The trial court was correct. In Preston v. United States, 376 U.S. 364, 84 S. Ct. 881, 11 L. Ed. 2d 777 (1964), the Court observed that although the police have the unquestioned right to make a contemporaneous search of a defendant's vehicle as an incident to the defendant's arrest,

Once an accused is under arrest and in custody, then a search made at another place, without a warrant, is simply not incident to the arrest.

376 U.S. at 368, 84 S.Ct. at 883. In Preston, the defendants had been arrested for vagrancy, and the search of their vehicle, made after it had been towed to a garage, was not based on probable cause to believe that the vehicle contained contraband. Two other district courts of appeal have followed Preston and have held that warrantless searches made at a time and place remote from the arrest and not supported by probable cause, cannot be sustained as searches incident to arrest. See State v. Licourt, 417 So. 2d 1051 (Fla. 4th DCA 1982); Kuhn v. State, 439 So. 2d 291 (Fla. 3d DCA 1983). That principle applies here.

New York v. Belton is distinguishable because the search there was made on the scene and at the time of the arrest. It was thus a contemporaneous search. In United States v. Johns, the warrantless search was upheld on a completely different theory, i.e., probable cause to believe that the vehicle contained contraband. The Johns court extended the doctrine of United States v. Ross, 456 U.S. 798, 102 S. Ct. 2157, 72 L. Ed. 2d 572 (1982) (if police officers have probable cause to search a lawfully stopped vehicle, they may search any containers found inside the vehicle which may conceal the object of their search) by concluding that a warrantless search based on probable cause is not rendered unreasonable merely because it occurred three days after the search could have been made. See also Florida v. Meyers, 466 U.S. 380, 104 S. Ct. 1852, 80 L. Ed. 2d 381 (1984). This case is different, because probable cause to search for contraband never existed here.
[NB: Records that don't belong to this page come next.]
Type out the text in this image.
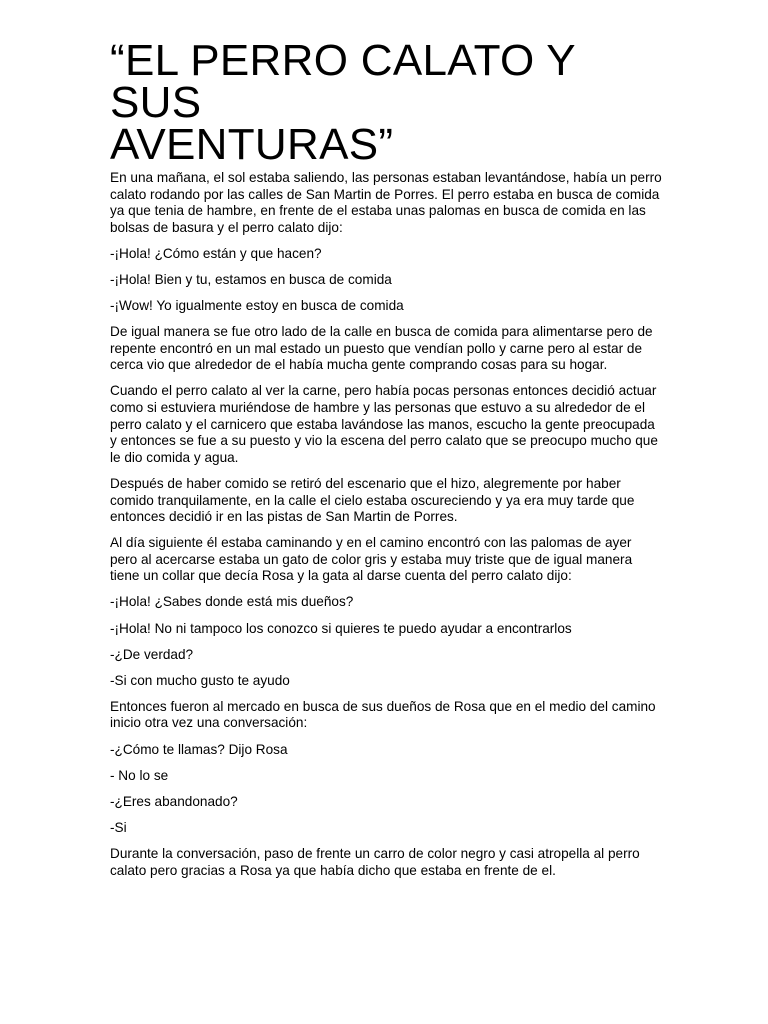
“EL PERRO CALATO Y
SUS
AVENTURAS”

En una mañana, el sol estaba saliendo, las personas estaban levantándose, había un perro calato rodando por las calles de San Martin de Porres. El perro estaba en busca de comida ya que tenia de hambre, en frente de el estaba unas palomas en busca de comida en las bolsas de basura y el perro calato dijo:

-¡Hola! ¿Cómo están y que hacen?

-¡Hola! Bien y tu, estamos en busca de comida

-¡Wow! Yo igualmente estoy en busca de comida

De igual manera se fue otro lado de la calle en busca de comida para alimentarse pero de repente encontró en un mal estado un puesto que vendían pollo y carne pero al estar de cerca vio que alrededor de el había mucha gente comprando cosas para su hogar.

Cuando el perro calato al ver la carne, pero había pocas personas entonces decidió actuar como si estuviera muriéndose de hambre y las personas que estuvo a su alrededor de el perro calato y el carnicero que estaba lavándose las manos, escucho la gente preocupada y entonces se fue a su puesto y vio la escena del perro calato que se preocupo mucho que le dio comida y agua.

Después de haber comido se retiró del escenario que el hizo, alegremente por haber comido tranquilamente, en la calle el cielo estaba oscureciendo y ya era muy tarde que entonces decidió ir en las pistas de San Martin de Porres.

Al día siguiente él estaba caminando y en el camino encontró con las palomas de ayer pero al acercarse estaba un gato de color gris y estaba muy triste que de igual manera tiene un collar que decía Rosa y la gata al darse cuenta del perro calato dijo:

-¡Hola! ¿Sabes donde está mis dueños?

-¡Hola! No ni tampoco los conozco si quieres te puedo ayudar a encontrarlos

-¿De verdad?

-Si con mucho gusto te ayudo

Entonces fueron al mercado en busca de sus dueños de Rosa que en el medio del camino inicio otra vez una conversación:

-¿Cómo te llamas? Dijo Rosa

- No lo se

-¿Eres abandonado?

-Si

Durante la conversación, paso de frente un carro de color negro y casi atropella al perro calato pero gracias a Rosa ya que había dicho que estaba en frente de el.
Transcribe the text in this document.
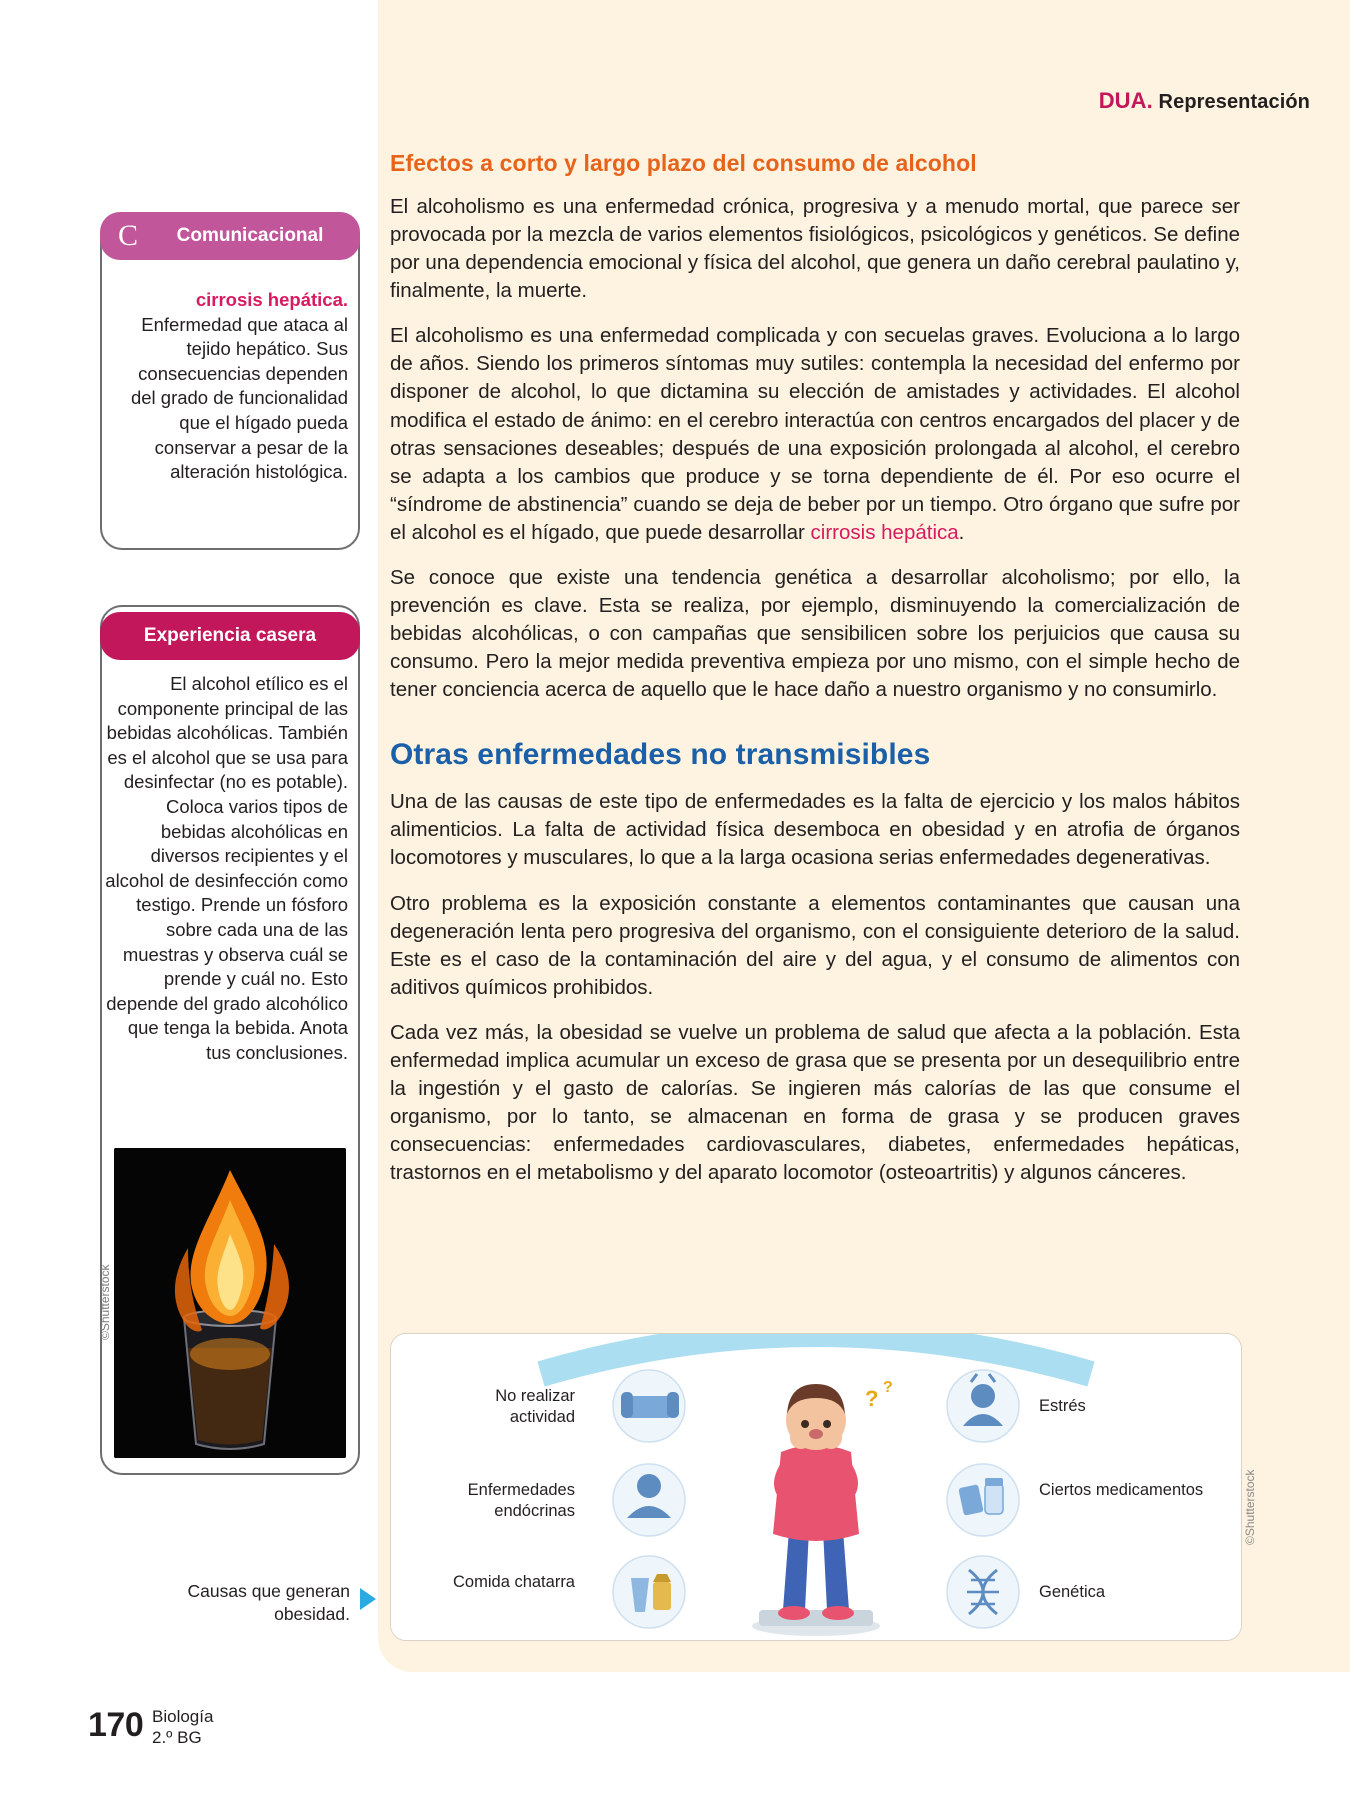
DUA. Representación
Efectos a corto y largo plazo del consumo de alcohol

El alcoholismo es una enfermedad crónica, progresiva y a menudo mortal, que parece ser provocada por la mezcla de varios elementos fisiológicos, psicológicos y genéticos. Se define por una dependencia emocional y física del alcohol, que genera un daño cerebral paulatino y, finalmente, la muerte.

El alcoholismo es una enfermedad complicada y con secuelas graves. Evoluciona a lo largo de años. Siendo los primeros síntomas muy sutiles: contempla la necesidad del enfermo por disponer de alcohol, lo que dictamina su elección de amistades y actividades. El alcohol modifica el estado de ánimo: en el cerebro interactúa con centros encargados del placer y de otras sensaciones deseables; después de una exposición prolongada al alcohol, el cerebro se adapta a los cambios que produce y se torna dependiente de él. Por eso ocurre el “síndrome de abstinencia” cuando se deja de beber por un tiempo. Otro órgano que sufre por el alcohol es el hígado, que puede desarrollar cirrosis hepática.

Se conoce que existe una tendencia genética a desarrollar alcoholismo; por ello, la prevención es clave. Esta se realiza, por ejemplo, disminuyendo la comercialización de bebidas alcohólicas, o con campañas que sensibilicen sobre los perjuicios que causa su consumo. Pero la mejor medida preventiva empieza por uno mismo, con el simple hecho de tener conciencia acerca de aquello que le hace daño a nuestro organismo y no consumirlo.

Otras enfermedades no transmisibles

Una de las causas de este tipo de enfermedades es la falta de ejercicio y los malos hábitos alimenticios. La falta de actividad física desemboca en obesidad y en atrofia de órganos locomotores y musculares, lo que a la larga ocasiona serias enfermedades degenerativas.

Otro problema es la exposición constante a elementos contaminantes que causan una degeneración lenta pero progresiva del organismo, con el consiguiente deterioro de la salud. Este es el caso de la contaminación del aire y del agua, y el consumo de alimentos con aditivos químicos prohibidos.

Cada vez más, la obesidad se vuelve un problema de salud que afecta a la población. Esta enfermedad implica acumular un exceso de grasa que se presenta por un desequilibrio entre la ingestión y el gasto de calorías. Se ingieren más calorías de las que consume el organismo, por lo tanto, se almacenan en forma de grasa y se producen graves consecuencias: enfermedades cardiovasculares, diabetes, enfermedades hepáticas, trastornos en el metabolismo y del aparato locomotor (osteoartritis) y algunos cánceres.

Comunicacional
C
cirrosis hepática. Enfermedad que ataca al tejido hepático. Sus consecuencias dependen del grado de funcionalidad que el hígado pueda conservar a pesar de la alteración histológica.
Experiencia casera
El alcohol etílico es el componente principal de las bebidas alcohólicas. También es el alcohol que se usa para desinfectar (no es potable). Coloca varios tipos de bebidas alcohólicas en diversos recipientes y el alcohol de desinfección como testigo. Prende un fósforo sobre cada una de las muestras y observa cuál se prende y cuál no. Esto depende del grado alcohólico que tenga la bebida. Anota tus conclusiones.
©Shutterstock
Causas que generan obesidad.
? ?
No realizar actividad
Enfermedades endócrinas
Comida chatarra
Estrés
Ciertos medicamentos
Genética
©Shutterstock
170 Biología
2.º BG
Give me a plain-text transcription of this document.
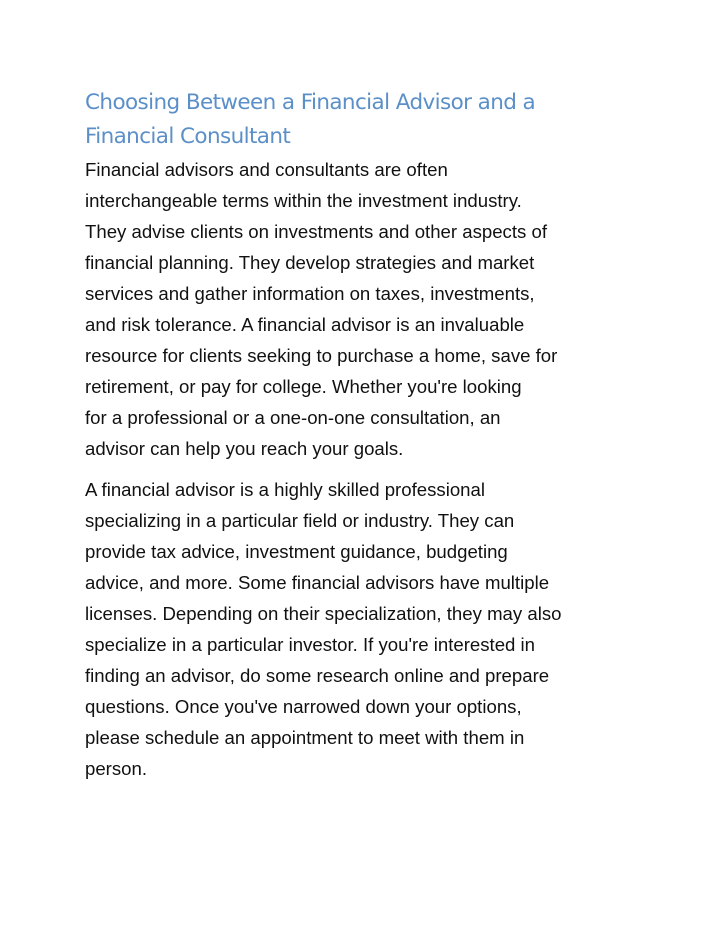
Choosing Between a Financial Advisor and a
Financial Consultant

Financial advisors and consultants are often
interchangeable terms within the investment industry.
They advise clients on investments and other aspects of
financial planning. They develop strategies and market
services and gather information on taxes, investments,
and risk tolerance. A financial advisor is an invaluable
resource for clients seeking to purchase a home, save for
retirement, or pay for college. Whether you're looking
for a professional or a one-on-one consultation, an
advisor can help you reach your goals.

A financial advisor is a highly skilled professional
specializing in a particular field or industry. They can
provide tax advice, investment guidance, budgeting
advice, and more. Some financial advisors have multiple
licenses. Depending on their specialization, they may also
specialize in a particular investor. If you're interested in
finding an advisor, do some research online and prepare
questions. Once you've narrowed down your options,
please schedule an appointment to meet with them in
person.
We conclude that having found that the search was not a proper inventory search and that no probable cause existed to search the vehicle, the trial court correctly held that a search made at a time and place remote from the arrest could not be sustained as a "contemporaneous search" incident to a lawful arrest.

AFFIRMED.

DAUKSCH and COWART, JJ., concur.

NOTES

[1] The trial court specifically found that the search was not supported by probable cause (the officer testified that he had no reason to believe that the vehicle contained contraband) and that therefore the search could not be sustained as falling within the "vehicle exception" to the warrant requirement adopted in Carroll v. United States, 267 U.S. 132, 45 S. Ct. 280, 69 L. Ed. 543 (1925).